Quando eu era mesmo muito pequena – é engraçado como as obsessões se podem tornar inspirações ou então é essa inspiração, chamemos-lhe assim, de infância que se pode tornar numa obsessão e
também é engraçado que outras inspirações apareçam de repente
ou sem ser de repente (que me me dás vontade e me fazes escrever, é um facto)
e essa recordação seja agora muito nítida, cada dia mais cristalina: quando eu era mesmo muito pequena, o meu bisavô tinha uma casa de férias na Figueira da Foz.
As recordações de infância são uma espécie de puzzle antigo; lembramo-nos de algumas peças soltas, o resto preenche-se com as recordações dos adultos, mas sabemos sempre quais são umas e quais são outras. Conseguimos contar a história com todas mas, enquanto as outras são vagas e apagadas, as nossas mantêm a mesma côr (embora possamos não o saber até aparecer alguma coisa que as pinta de fresco outra vez).
Quando eu era mesmo muito pequena e o meu bisavô tinha uma casa de férias na Figueira, eu passava lá férias (até lá vivi durante uma altura, mas é das férias que esta peça trata). A casa, que eu nunca mais vi e sei que ainda lá está, mas nunca mais a vi, não é bem não querer voltar a ver, não é exactamente nunca calhou; é nunca mais a vi e talvez seja melhor assim, era (deve ser ainda) enorme, com imensas peças espalhadas: matar formigas na passadeira branca que se colocava sobre a passadeira boa nas escadas, as formigas muito pretas em fila sobre aquela superfície branca e eu a esmigalhá-las com o dedo, uma a uma; caracóis nas couves da horta e uma mata do lado de lá do caminho que subia do portão com uma casinha que eu imaginava sempre ser a casinha da menina (princesa?) curiosa, aquela que não descansa enquanto não destapa a coisa maravilhosa tapada que não podia destapar, embora soubesse que aquela casinha era só uma estufa; as costas do sofá para onde trepei quando a televisão mostrou o homem a chegar à lua e os tios todos a verem, a camarata das primas crescidas onde eu também dormia, o copo à cabeceira da cama com o bichinho de luz que se transformava em moeda de manhã; é só começar a lista e nunca mais acaba, é talvez por isso que nunca mais a vi, a essa casa.
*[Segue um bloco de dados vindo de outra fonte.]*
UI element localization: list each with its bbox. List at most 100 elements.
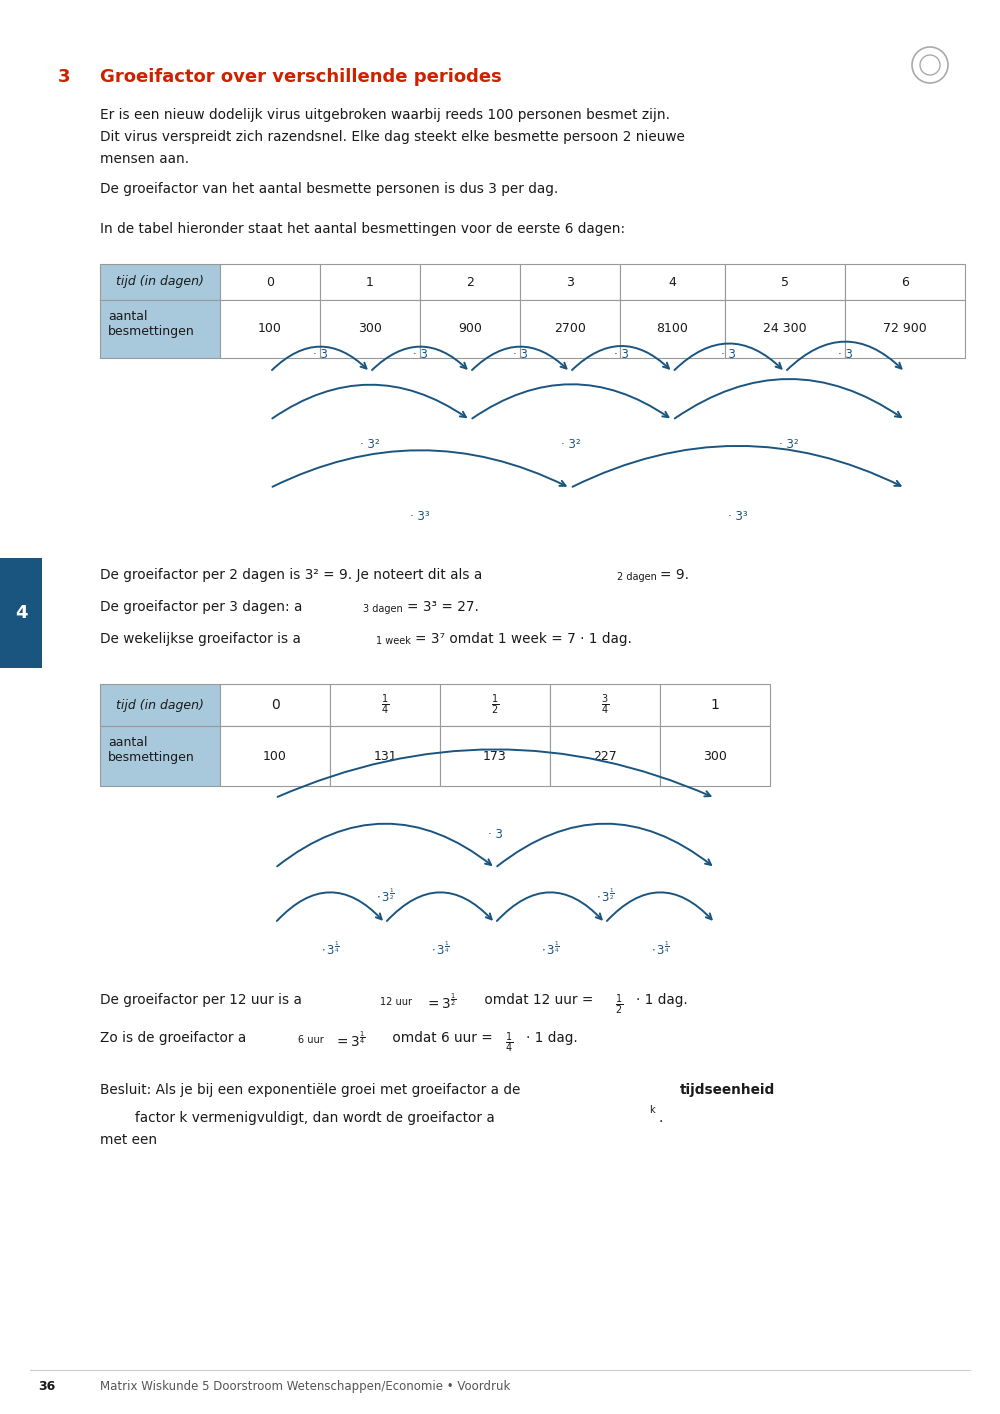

A casa tinha uma entrada. Uma daquelas salas que só servem para conversar à saída, nas eternas despedidas de família em que se fica quase tanto tempo como o que se esteve no tempo durante, uma sala com uma porta para o jardim, varanda, alpendre a toda a volta, dois degraus, jardim, socalcos até à rua do lado da frente (roseiras? e eu dei com um martelo pequenino nas costas do jardineiro, que raio de ideia teria sido a minha?) a minha Mãe de óculos escuros sentada nos degraus nas fotografias com as filhas à volta (mais peças) – eramos mesmo pequenas.
Na entrada só havia uma mesa a meio. Uma mesa enorme.
(ou então havia mais coisas, uns vasos, umas cadeiras, não interessam)
E na mesa, mesmo que não fosse sempre, é como se fosse sempre que me lembro: durante as férias, era sempre; na mesa havia sempre um puzzle. Dos enormes, dos de milhares de peças. Ninguém o fazia, exactamente. Ia-se fazendo. As pessoas, os tios, os primos, toda a família que ali estava nas férias, iam passando, iam entrando, iam saindo, iam conversando nas despedidas: e iam acrescentando uma peça aqui, uma peça ali.
Não se trata exactamente de pessoas reunidas em volta de um puzzle. É um puzzle que ali está, com uma existência quase independente e as pessoas vão passando. E (não sei porque raio tenho eu a mania de acrescentar sempre uma moral à história) faz-me mais sentido que uma família seja um todo assim: composto de peças soltas.